The Life of JOSEPH MIDDLETON
Housebreaker and Thief
Amongst the numbers of unhappy wretches who perish at the gallows, most pity seems due to those who, pressed by want and necessity, commit in the bitter exigence of starving, some illegal act purely to support life. But this is a very scarce case, and such a one as I cannot in strictness presume to say that I have hitherto met with in all the loads of papers I have turned over to this purpose, though as the best motive to excite compassion, and consequently to obtain mercy, it is made very often a pretence.
Joseph Middleton was the son of a very poor, though honest, labouring man in the county of Kent, near Deptford, who did all that was in his power to bring up his children. This unfortunate son was taken off his hand by an uncle, a gardener, who brought up the boy to his own business, and consequently to labour hard enough, which would, to an understanding person, appear no such very great hardship where a man had continually been inured to it even from his cradle, and had neither capacity nor the least probability of attaining anything better. Yet such an intolerable thing did it seem to Middleton that he resolved at any cost to be rid of it, and to purchase an easier way of spending his days.

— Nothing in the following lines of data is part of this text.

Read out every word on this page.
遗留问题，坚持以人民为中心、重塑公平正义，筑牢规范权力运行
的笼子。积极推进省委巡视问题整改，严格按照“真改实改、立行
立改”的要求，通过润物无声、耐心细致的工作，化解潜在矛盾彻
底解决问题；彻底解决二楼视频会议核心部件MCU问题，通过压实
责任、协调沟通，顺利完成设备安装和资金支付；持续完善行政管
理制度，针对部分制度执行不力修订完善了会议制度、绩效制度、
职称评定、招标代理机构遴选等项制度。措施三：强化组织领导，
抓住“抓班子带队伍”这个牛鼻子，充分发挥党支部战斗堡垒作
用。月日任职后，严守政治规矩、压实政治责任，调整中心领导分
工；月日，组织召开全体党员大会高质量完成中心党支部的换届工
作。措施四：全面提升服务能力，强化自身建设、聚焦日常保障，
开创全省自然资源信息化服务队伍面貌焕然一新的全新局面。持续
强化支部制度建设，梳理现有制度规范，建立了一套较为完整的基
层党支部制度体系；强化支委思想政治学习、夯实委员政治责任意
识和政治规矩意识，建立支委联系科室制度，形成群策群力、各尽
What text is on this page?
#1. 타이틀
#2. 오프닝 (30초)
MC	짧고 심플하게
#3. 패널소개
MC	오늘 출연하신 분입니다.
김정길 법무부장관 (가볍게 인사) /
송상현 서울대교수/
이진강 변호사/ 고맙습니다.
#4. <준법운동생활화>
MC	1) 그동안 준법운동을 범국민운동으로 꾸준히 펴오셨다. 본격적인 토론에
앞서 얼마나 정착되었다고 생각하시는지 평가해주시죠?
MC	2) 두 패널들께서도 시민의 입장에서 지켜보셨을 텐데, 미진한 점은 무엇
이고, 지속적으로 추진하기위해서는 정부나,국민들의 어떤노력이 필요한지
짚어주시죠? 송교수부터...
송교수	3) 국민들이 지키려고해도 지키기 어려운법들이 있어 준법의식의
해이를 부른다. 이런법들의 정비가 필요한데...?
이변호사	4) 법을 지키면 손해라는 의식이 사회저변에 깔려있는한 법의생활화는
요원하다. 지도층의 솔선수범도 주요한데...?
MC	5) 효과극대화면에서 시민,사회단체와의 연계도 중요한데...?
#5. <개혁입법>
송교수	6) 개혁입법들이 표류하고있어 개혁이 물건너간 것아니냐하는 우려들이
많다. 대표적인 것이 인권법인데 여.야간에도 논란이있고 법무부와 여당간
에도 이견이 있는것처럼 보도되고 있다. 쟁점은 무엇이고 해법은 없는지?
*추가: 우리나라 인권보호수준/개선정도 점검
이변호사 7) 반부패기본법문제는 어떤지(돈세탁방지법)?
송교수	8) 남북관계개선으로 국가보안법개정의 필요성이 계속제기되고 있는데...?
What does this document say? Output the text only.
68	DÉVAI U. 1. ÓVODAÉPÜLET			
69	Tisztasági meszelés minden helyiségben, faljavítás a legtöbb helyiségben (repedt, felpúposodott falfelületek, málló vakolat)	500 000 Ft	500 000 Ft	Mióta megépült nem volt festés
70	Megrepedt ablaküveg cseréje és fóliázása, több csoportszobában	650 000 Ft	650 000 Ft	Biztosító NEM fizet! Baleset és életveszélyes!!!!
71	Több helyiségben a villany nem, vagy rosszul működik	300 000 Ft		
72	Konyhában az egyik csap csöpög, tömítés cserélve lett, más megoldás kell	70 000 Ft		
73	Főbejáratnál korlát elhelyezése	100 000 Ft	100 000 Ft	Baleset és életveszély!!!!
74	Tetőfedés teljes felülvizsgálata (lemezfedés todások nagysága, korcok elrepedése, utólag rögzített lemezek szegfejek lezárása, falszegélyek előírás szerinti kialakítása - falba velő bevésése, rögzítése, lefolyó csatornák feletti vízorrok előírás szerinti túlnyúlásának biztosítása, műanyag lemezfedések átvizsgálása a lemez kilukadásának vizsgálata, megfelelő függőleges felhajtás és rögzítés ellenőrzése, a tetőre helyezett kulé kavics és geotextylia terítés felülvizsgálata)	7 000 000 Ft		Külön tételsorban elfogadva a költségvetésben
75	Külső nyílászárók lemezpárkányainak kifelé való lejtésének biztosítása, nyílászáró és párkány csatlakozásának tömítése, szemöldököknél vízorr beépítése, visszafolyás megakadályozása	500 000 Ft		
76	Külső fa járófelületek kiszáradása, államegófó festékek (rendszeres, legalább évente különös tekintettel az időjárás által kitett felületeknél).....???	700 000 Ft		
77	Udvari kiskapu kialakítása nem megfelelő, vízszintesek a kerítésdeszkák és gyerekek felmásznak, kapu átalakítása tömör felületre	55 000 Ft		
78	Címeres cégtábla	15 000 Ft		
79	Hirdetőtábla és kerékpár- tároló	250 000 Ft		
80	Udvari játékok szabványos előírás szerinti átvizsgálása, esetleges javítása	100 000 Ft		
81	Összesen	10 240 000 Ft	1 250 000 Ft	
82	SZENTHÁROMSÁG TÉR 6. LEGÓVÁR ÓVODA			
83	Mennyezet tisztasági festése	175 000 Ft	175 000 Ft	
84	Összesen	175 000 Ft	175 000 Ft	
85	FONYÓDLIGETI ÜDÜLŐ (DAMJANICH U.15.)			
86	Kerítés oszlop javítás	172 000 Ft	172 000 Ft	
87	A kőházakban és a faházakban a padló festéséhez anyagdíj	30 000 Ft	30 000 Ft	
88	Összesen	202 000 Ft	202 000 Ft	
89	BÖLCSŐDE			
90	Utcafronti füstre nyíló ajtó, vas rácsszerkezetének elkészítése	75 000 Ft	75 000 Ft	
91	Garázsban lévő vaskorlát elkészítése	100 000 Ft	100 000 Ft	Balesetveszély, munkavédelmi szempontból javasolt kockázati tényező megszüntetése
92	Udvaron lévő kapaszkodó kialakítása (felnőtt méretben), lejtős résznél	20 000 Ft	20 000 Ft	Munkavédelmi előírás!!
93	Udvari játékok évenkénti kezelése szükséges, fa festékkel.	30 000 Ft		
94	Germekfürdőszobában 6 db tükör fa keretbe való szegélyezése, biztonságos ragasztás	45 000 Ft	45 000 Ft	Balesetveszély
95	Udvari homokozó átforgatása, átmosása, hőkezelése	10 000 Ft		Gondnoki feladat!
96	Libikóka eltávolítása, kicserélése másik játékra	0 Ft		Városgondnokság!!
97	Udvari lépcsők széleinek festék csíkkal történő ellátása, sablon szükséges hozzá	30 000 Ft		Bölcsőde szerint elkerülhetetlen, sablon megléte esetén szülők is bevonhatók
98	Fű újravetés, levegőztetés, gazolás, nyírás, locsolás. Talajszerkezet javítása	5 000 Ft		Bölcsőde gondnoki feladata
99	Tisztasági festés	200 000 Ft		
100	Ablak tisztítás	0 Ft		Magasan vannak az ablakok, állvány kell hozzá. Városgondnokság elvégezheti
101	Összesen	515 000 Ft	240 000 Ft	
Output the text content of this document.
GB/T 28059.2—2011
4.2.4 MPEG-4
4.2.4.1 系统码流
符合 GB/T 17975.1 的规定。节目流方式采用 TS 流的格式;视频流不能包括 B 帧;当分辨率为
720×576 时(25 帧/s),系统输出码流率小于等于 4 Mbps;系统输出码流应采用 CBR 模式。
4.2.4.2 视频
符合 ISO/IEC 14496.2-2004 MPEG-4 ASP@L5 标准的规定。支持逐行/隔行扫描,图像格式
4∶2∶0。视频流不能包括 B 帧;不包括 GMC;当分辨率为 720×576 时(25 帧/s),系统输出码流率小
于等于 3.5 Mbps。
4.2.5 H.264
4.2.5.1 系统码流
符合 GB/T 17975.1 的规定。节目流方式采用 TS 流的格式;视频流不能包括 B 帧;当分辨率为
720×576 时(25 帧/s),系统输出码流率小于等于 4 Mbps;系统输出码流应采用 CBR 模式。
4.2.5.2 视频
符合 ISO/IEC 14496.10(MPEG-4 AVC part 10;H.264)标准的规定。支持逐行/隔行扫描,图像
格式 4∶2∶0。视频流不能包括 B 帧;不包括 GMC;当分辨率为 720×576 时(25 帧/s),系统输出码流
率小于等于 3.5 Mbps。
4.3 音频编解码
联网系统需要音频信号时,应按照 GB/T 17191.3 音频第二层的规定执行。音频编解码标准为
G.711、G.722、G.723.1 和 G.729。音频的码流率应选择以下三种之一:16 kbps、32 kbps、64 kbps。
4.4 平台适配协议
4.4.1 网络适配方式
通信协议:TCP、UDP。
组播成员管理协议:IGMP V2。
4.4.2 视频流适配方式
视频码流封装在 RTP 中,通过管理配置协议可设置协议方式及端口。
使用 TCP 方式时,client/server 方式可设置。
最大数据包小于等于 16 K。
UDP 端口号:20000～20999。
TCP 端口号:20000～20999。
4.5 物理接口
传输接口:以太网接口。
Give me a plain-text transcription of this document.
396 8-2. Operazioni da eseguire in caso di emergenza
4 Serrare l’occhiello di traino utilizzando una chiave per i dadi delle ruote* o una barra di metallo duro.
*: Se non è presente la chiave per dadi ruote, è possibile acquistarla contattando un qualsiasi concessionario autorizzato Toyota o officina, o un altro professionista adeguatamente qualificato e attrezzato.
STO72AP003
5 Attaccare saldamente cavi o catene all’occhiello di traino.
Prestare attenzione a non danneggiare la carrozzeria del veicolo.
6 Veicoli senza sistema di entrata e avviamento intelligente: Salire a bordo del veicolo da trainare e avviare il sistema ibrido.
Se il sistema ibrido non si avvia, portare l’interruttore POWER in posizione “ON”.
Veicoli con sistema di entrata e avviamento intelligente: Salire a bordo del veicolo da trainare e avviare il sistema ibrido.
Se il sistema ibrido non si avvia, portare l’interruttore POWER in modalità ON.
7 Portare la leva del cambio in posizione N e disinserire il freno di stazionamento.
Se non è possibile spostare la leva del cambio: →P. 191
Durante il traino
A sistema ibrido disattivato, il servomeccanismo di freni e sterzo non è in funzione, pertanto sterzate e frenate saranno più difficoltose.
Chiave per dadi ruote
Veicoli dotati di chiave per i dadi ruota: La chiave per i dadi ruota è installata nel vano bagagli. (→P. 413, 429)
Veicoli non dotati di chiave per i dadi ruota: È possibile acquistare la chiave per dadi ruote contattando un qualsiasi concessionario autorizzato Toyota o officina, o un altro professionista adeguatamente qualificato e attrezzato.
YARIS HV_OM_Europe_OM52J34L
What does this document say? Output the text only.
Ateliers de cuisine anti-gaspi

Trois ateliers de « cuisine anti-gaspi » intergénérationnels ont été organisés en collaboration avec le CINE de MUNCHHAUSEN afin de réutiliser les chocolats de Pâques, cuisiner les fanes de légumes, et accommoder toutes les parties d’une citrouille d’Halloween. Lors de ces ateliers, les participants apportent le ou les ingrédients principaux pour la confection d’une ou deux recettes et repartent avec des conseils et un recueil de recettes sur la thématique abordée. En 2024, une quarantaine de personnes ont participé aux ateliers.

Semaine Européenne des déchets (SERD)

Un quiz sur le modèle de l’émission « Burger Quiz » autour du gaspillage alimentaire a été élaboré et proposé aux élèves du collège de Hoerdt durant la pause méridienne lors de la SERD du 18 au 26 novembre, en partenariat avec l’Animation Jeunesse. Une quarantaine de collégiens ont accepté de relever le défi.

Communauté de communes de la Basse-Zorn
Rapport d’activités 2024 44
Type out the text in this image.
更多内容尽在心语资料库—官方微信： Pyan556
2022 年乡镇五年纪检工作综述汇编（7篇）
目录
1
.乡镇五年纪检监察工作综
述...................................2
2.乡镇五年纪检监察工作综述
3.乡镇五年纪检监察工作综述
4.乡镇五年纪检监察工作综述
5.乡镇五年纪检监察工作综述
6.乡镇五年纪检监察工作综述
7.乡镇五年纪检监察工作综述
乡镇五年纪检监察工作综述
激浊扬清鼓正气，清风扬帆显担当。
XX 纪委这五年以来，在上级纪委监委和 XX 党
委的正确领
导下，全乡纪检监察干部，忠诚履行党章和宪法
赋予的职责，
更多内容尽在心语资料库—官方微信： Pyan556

In order to this, he very wisely chose to go aboard a man-of-war then bound for the Baltic. He was in himself a stupid, clumsy fellow, and the officers and seamen in the ship treated him so harshly, the fatigue he went through was so great, and the coldness of the climate so pinching to him, that he who so impatiently wished to be rid of the country work, now wished as earnestly to return thereto. Therefore, when on the return of Sir John Norris, the ship he was in was paid off and discharged, he was in an ecstacy of joy thereat, and immediately went down again to settle hard to labour as he had done before, experience having convinced him that there were many more hardships sustained in one short ramble than in a staid though laborious life.
In order, as is the common phrase, to settle in the world, he married a poor woman, by whom he had two children, and thereby made her as unhappy as himself; what he was able to earn by his hands falling much short of what was necessary to keep house in the way he lived, this reduced him to such narrowness of circumstances that he was obliged (as he would have it believed) to take illegal methods for support.
His own blockish and dastardly temper, as it had prevented his ever doing good in any honest way, so it as effectually put it out of his power to acquire anything considerable by the rapine he committed; for as he wanted spirit to go into a place where there was immediate danger, so his companions, who did the act while he scouted about to see if anybody was coming, and to give them notice, when they divided the booty gave him just what they thought fit, and keep the rest to themselves. He had gone on in this miserable way for a considerable space, and yet was able to acquire very little, his wants being very near as great while he robbed every night, as they were when he laboured every day, so that in the exchange he got nothing but danger into the bargain.
At last, he was apprehended for breaking into the house of John de Pais and Joseph Gomeroon, and taking there jewels and other things to a great value, though his innocence in not entering the place would sufficiently excuse him, for he pleaded at his trial that he was so far from breaking the house that he was not so much as on the ground of the prosecutor when it was broke, but on the contrary, as appeared by their own evidence, on the other side of the way. But it being very fully proved by the evidence that Joseph Middleton belonged to the gang, that he waited there only to give them an intelligence, and shared in the money they took, the jury found him guilty.
While he lay under conviction, he did his utmost to understand what was necessary for him to do in order to salvation. He applied himself with the utmost diligence to praying God to instruct him and enlighten his understanding, that he might be able to improve by his sufferings and reap a benefit from the chastisements of his Maker. In this frame of mind he continued with great steadiness and calmness till the time of his execution, at which he showed some fear and confusion, as the sight of such a death is apt to create even in the stoutest and best prepared breast. This Joseph Middleton, at the time of his exit, was in about the fortieth year of his age.